ADMISSION BEFORE COURT

Taxi driver in Sharon murder trial says he doubts own evidence

The driver has also cast doubt on the evidence of a key witness in the case

In Summary
  • Obado, his personal Assistant Michael Oyamo and clerk Caspal Obiero are being tried over the murder of Sharon and her unborn baby.
  • Sharon was 26 years old when she met her death. 
Rongo University student Sharon Otieno who was found murdered near Kodera Forest on September 5, 2018.
Rongo University student Sharon Otieno who was found murdered near Kodera Forest on September 5, 2018.
Image: COURTESY

A taxi driver who allegedly ferried the late Sharon Otieno to Kodera forest where she met her death on Friday confessed to doubting the veracity of his own evidence before court.

Jackson Gombe told the court that if he was the Trial Judge, he would not believe the account of his own testimony regarding what transpired on the night of September 3, 2018.

This revelation came out when Defense Counsel Elisha Ongoya was cross-examining him on his evidence before the court and two witness statements he wrote regarding the murder incident.

Gombe has been on the stand for a week now, during which he has been put to task to explain the inconsistencies in his evidence.

Defense Counsels led by Kioko Kilukumi and Rogers Sagana have claimed that Gombe’s evidence before the court is a prosecution theory imposed on him to implicate former Migori Governor Okoth Obado.

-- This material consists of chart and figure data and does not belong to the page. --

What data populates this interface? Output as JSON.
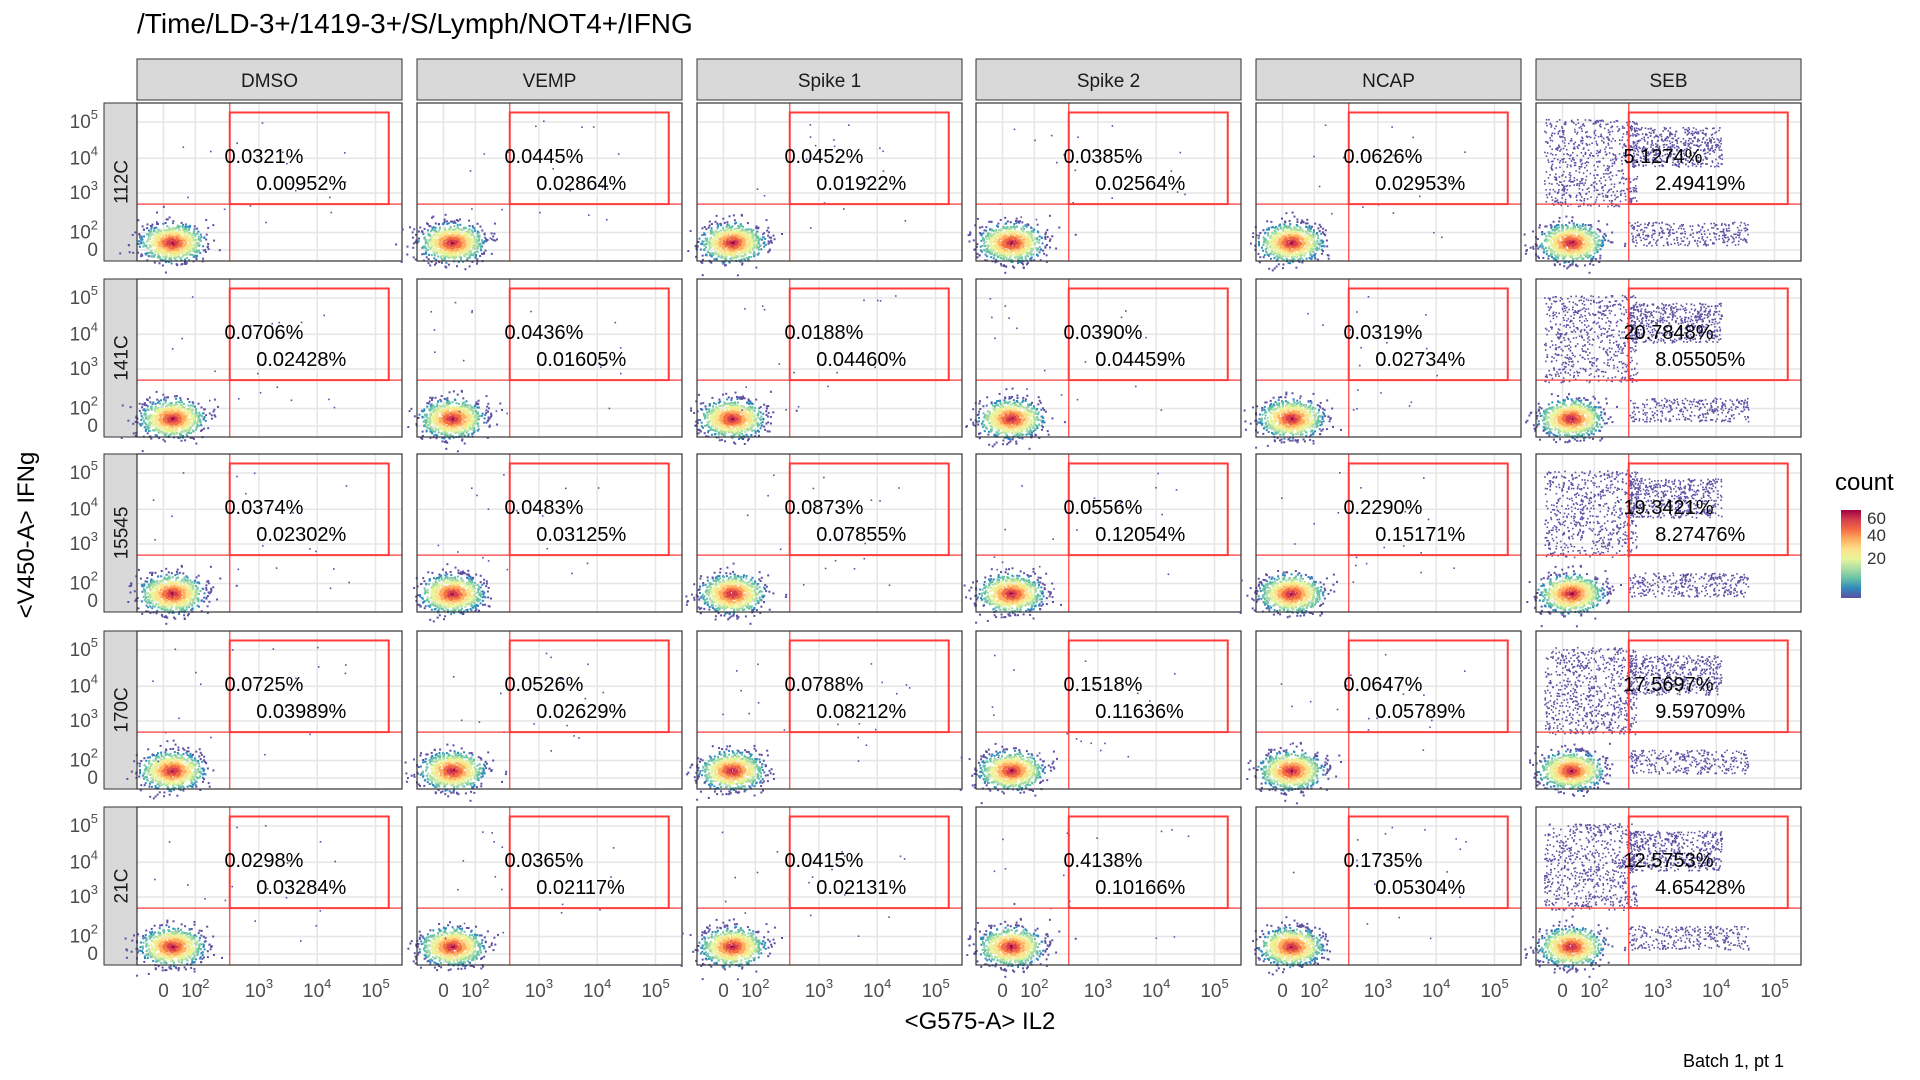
{
  "title": "/Time/LD-3+/1419-3+/S/Lymph/NOT4+/IFNG",
  "caption": "Batch 1, pt 1",
  "chart_data": {
    "type": "heatmap",
    "title": "/Time/LD-3+/1419-3+/S/Lymph/NOT4+/IFNG",
    "xlabel": "<G575-A> IL2",
    "ylabel": "<V450-A> IFNg",
    "x_ticks": [
      "0",
      "10^2",
      "10^3",
      "10^4",
      "10^5"
    ],
    "y_ticks": [
      "10^5",
      "10^4",
      "10^3",
      "10^2",
      "0"
    ],
    "columns": [
      "DMSO",
      "VEMP",
      "Spike 1",
      "Spike 2",
      "NCAP",
      "SEB"
    ],
    "rows": [
      "112C",
      "141C",
      "15545",
      "170C",
      "21C"
    ],
    "legend": {
      "title": "count",
      "ticks": [
        "60",
        "40",
        "20"
      ],
      "colors": [
        "#5e4fa2",
        "#3288bd",
        "#66c2a5",
        "#abdda4",
        "#e6f598",
        "#fee08b",
        "#fdae61",
        "#f46d43",
        "#d53e4f",
        "#9e0142"
      ]
    },
    "gate_color": "#ff3b3b",
    "stats": [
      [
        [
          "0.0321%",
          "0.00952%"
        ],
        [
          "0.0445%",
          "0.02864%"
        ],
        [
          "0.0452%",
          "0.01922%"
        ],
        [
          "0.0385%",
          "0.02564%"
        ],
        [
          "0.0626%",
          "0.02953%"
        ],
        [
          "5.1274%",
          "2.49419%"
        ]
      ],
      [
        [
          "0.0706%",
          "0.02428%"
        ],
        [
          "0.0436%",
          "0.01605%"
        ],
        [
          "0.0188%",
          "0.04460%"
        ],
        [
          "0.0390%",
          "0.04459%"
        ],
        [
          "0.0319%",
          "0.02734%"
        ],
        [
          "20.7848%",
          "8.05505%"
        ]
      ],
      [
        [
          "0.0374%",
          "0.02302%"
        ],
        [
          "0.0483%",
          "0.03125%"
        ],
        [
          "0.0873%",
          "0.07855%"
        ],
        [
          "0.0556%",
          "0.12054%"
        ],
        [
          "0.2290%",
          "0.15171%"
        ],
        [
          "19.3421%",
          "8.27476%"
        ]
      ],
      [
        [
          "0.0725%",
          "0.03989%"
        ],
        [
          "0.0526%",
          "0.02629%"
        ],
        [
          "0.0788%",
          "0.08212%"
        ],
        [
          "0.1518%",
          "0.11636%"
        ],
        [
          "0.0647%",
          "0.05789%"
        ],
        [
          "17.5697%",
          "9.59709%"
        ]
      ],
      [
        [
          "0.0298%",
          "0.03284%"
        ],
        [
          "0.0365%",
          "0.02117%"
        ],
        [
          "0.0415%",
          "0.02131%"
        ],
        [
          "0.4138%",
          "0.10166%"
        ],
        [
          "0.1735%",
          "0.05304%"
        ],
        [
          "12.5753%",
          "4.65428%"
        ]
      ]
    ]
  }
}
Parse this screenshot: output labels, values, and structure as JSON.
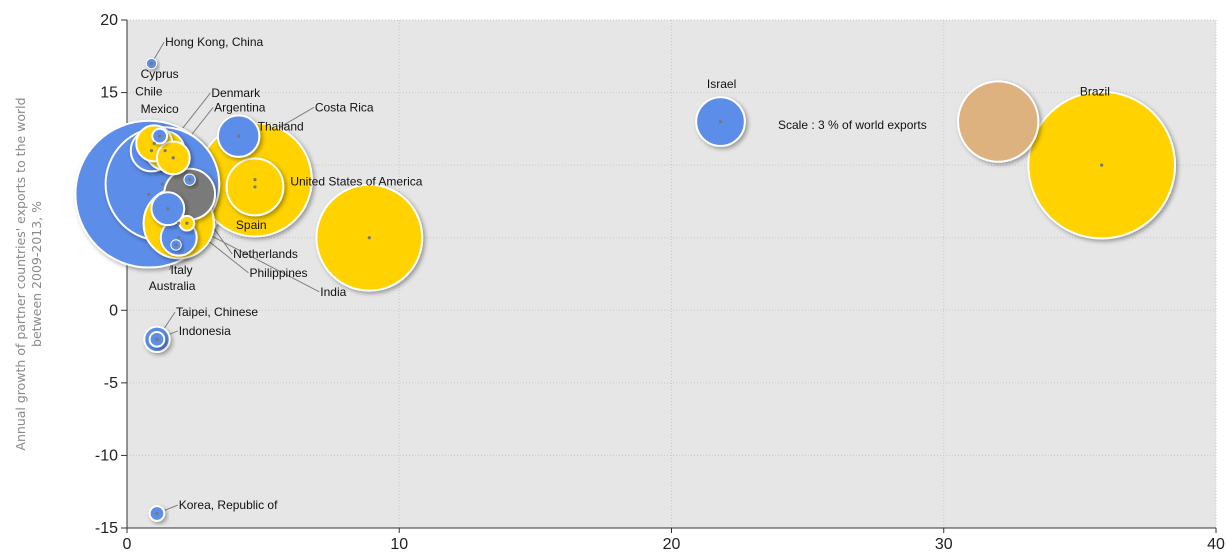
{
  "colors": {
    "blue": "#5b8de8",
    "gold": "#ffd200",
    "gray": "#7a7a7a",
    "tan": "#ddb27e",
    "plot_bg": "#e6e6e6",
    "grid": "#c8c8c8"
  },
  "chart_data": {
    "type": "scatter",
    "title": "",
    "xlabel": "",
    "ylabel_lines": [
      "Annual growth of partner countries' exports to the world",
      "between 2009-2013, %"
    ],
    "xlim": [
      0,
      40
    ],
    "ylim": [
      -15,
      20
    ],
    "x_ticks": [
      0,
      10,
      20,
      30,
      40
    ],
    "y_ticks": [
      -15,
      -10,
      -5,
      0,
      5,
      10,
      15,
      20
    ],
    "grid": true,
    "scale_note": "Scale : 3 % of world exports",
    "scale_bubble": {
      "x": 32,
      "y": 13,
      "size": 3,
      "color": "tan"
    },
    "points": [
      {
        "label": "Hong Kong, China",
        "x": 0.9,
        "y": 17,
        "size": 0.05,
        "color": "blue",
        "label_x": 1.4,
        "label_y": 18.2,
        "leader": true
      },
      {
        "label": "Cyprus",
        "x": 1.2,
        "y": 12,
        "size": 0.1,
        "color": "blue",
        "label_x": 0.5,
        "label_y": 16,
        "leader": false
      },
      {
        "label": "Chile",
        "x": 1.0,
        "y": 11.5,
        "size": 0.6,
        "color": "gold",
        "label_x": 0.3,
        "label_y": 14.8,
        "leader": false
      },
      {
        "label": "Mexico",
        "x": 0.9,
        "y": 11,
        "size": 0.8,
        "color": "blue",
        "label_x": 0.5,
        "label_y": 13.6,
        "leader": false
      },
      {
        "label": "Denmark",
        "x": 1.4,
        "y": 11,
        "size": 0.7,
        "color": "gold",
        "label_x": 3.1,
        "label_y": 14.7,
        "leader": true
      },
      {
        "label": "Argentina",
        "x": 1.7,
        "y": 10.5,
        "size": 0.5,
        "color": "gold",
        "label_x": 3.2,
        "label_y": 13.7,
        "leader": true
      },
      {
        "label": "Thailand",
        "x": 4.1,
        "y": 12,
        "size": 0.8,
        "color": "blue",
        "label_x": 4.8,
        "label_y": 12.4,
        "leader": false
      },
      {
        "label": "Costa Rica",
        "x": 2.3,
        "y": 9,
        "size": 0.06,
        "color": "blue",
        "label_x": 6.9,
        "label_y": 13.7,
        "leader": true
      },
      {
        "label": "United States of America",
        "x": 4.7,
        "y": 9,
        "size": 6.0,
        "color": "gold",
        "label_x": 6.0,
        "label_y": 8.6,
        "leader": false
      },
      {
        "label": "",
        "x": 1.3,
        "y": 8.7,
        "size": 6.0,
        "color": "blue",
        "label_x": 0,
        "label_y": 0,
        "leader": false
      },
      {
        "label": "Netherlands",
        "x": 2.3,
        "y": 8,
        "size": 1.2,
        "color": "gray",
        "label_x": 3.9,
        "label_y": 3.6,
        "leader": true
      },
      {
        "label": "",
        "x": 0.8,
        "y": 8,
        "size": 10.0,
        "color": "blue",
        "label_x": 0,
        "label_y": 0,
        "leader": false
      },
      {
        "label": "Spain",
        "x": 4.7,
        "y": 8.5,
        "size": 1.5,
        "color": "gold",
        "label_x": 4.0,
        "label_y": 5.6,
        "leader": false
      },
      {
        "label": "Philippines",
        "x": 1.5,
        "y": 7,
        "size": 0.5,
        "color": "blue",
        "label_x": 4.5,
        "label_y": 2.3,
        "leader": true
      },
      {
        "label": "",
        "x": 1.9,
        "y": 6,
        "size": 2.3,
        "color": "gold",
        "label_x": 0,
        "label_y": 0,
        "leader": false
      },
      {
        "label": "India",
        "x": 2.2,
        "y": 6,
        "size": 0.1,
        "color": "gold",
        "label_x": 7.1,
        "label_y": 1.0,
        "leader": true
      },
      {
        "label": "Italy",
        "x": 1.9,
        "y": 5,
        "size": 0.6,
        "color": "blue",
        "label_x": 1.6,
        "label_y": 2.5,
        "leader": true
      },
      {
        "label": "Australia",
        "x": 1.8,
        "y": 4.5,
        "size": 0.05,
        "color": "blue",
        "label_x": 0.8,
        "label_y": 1.4,
        "leader": false
      },
      {
        "label": "",
        "x": 8.9,
        "y": 5,
        "size": 5.2,
        "color": "gold",
        "label_x": 0,
        "label_y": 0,
        "leader": false
      },
      {
        "label": "Taipei, Chinese",
        "x": 1.1,
        "y": -2,
        "size": 0.1,
        "color": "blue",
        "label_x": 1.8,
        "label_y": -0.4,
        "leader": true
      },
      {
        "label": "Indonesia",
        "x": 1.1,
        "y": -2,
        "size": 0.3,
        "color": "blue",
        "label_x": 1.9,
        "label_y": -1.7,
        "leader": true
      },
      {
        "label": "Korea, Republic of",
        "x": 1.1,
        "y": -14,
        "size": 0.1,
        "color": "blue",
        "label_x": 1.9,
        "label_y": -13.7,
        "leader": true
      },
      {
        "label": "Israel",
        "x": 21.8,
        "y": 13,
        "size": 1.1,
        "color": "blue",
        "label_x": 21.3,
        "label_y": 15.3,
        "leader": false
      },
      {
        "label": "Brazil",
        "x": 35.8,
        "y": 10,
        "size": 10.0,
        "color": "gold",
        "label_x": 35.0,
        "label_y": 14.8,
        "leader": false
      }
    ]
  }
}
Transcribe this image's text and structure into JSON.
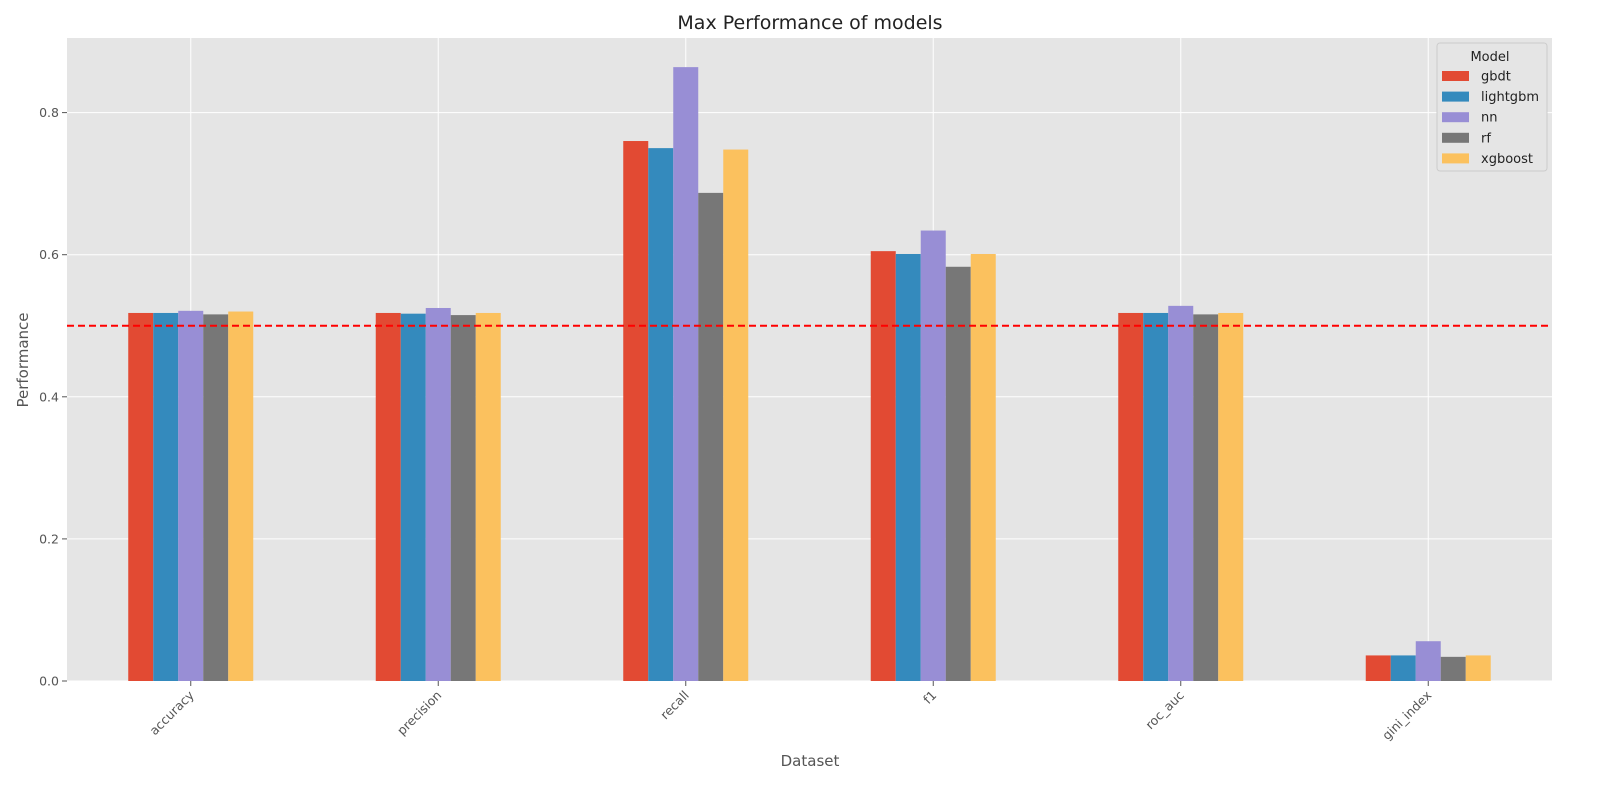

"You are a planted witness and have no idea what happened on that day. You did not participate at all on any events of September 3, 2018," Sagana said. 

Gombe is the prosecution's thirty-eighth witness.

He has been testifying against Obado, his personal Assistant Michael Oyamo and clerk Caspal Obiero who are being tried over the murder of Sharon and her unborn baby that took place in Homa Bay County.

On Friday, he admitted to the court that he would not believe his own evidence because his statements were contradictory.

Gombe was once a suspect in the murder of Sharon Otieno. He was later released and put under the witness protection agency.

He, however, chose to leave the agency on his own volition.

The proceedings before the court have revealed that the witness had two statements. One was written at Oyugis station in Migori County and another at the Directorate of Criminal Investigations (DCI).

Page seven of a statement at Oyugis reads, “Before arriving at Nyangweso, I heard a commotion behind me. I heard a bang on the door. Someone fell on the tarmac…”

But Gombe denied telling the police such words. It is believed that this was when they were headed to Kodera when the journalist who was in the company of the late Sharon managed to escape from the hands of his abductors.

Asked whether he knew any of the passengers on board his taxi, he said they were all strangers to him.

But these strangers he confirmed instructed him to stop at a thicket, turn off the lights, and wait for them in the dark to which he obliged.  

Asked by Ongoya whether it’s normal or unusual for someone to stay put in the dark as instructed by strangers, Gombe said, “I can't recall if my brain was functioning properly”.

He also confessed to not telling the police the truth when he mentioned that he went back to Uriri around midnight on the fateful day after dropping off and waiting for the strange men at a thicket somewhere along Oyugis.

Asked who told him to come tell lies to the court, Gombe said “No one”.

In his evidence,  Gombe narrated to the court how he was called by a man identified as Elvis, instructing him to go and pick Oyamo in Uriri. 

Elvis was a Kenya Police guard assigned to Obado at the time.

Gombe said he did as instructed and proceeded to Uriri, where he found Oyamo in the company of two other men.

He said they were strangers to him. 

But his statement, which he read out in court, contains a description of those three men.

One was Oyamo, and the second he describes as a tall dark man from Awendo whom he used to see in the company of Obado during the campaign period.

He also describes the third man whom he says is a person not new to him as he also used to be in the governor's campaign. 

The names of these men are not given. 

But Gombe again disowned that part of his statement, saying he did not know the men that were with Oyamo.

These men, it is said, are the ones who drove off with the driver in the company of Sharon and the journalist on the fateful day.

Records show that Oyamo was left behind while Sharon and the journalist went with the three 'strange men' in the vehicle.

But the journalist allegedly managed to escape from the moving vehicle and Sharon was left alone with her "assailants".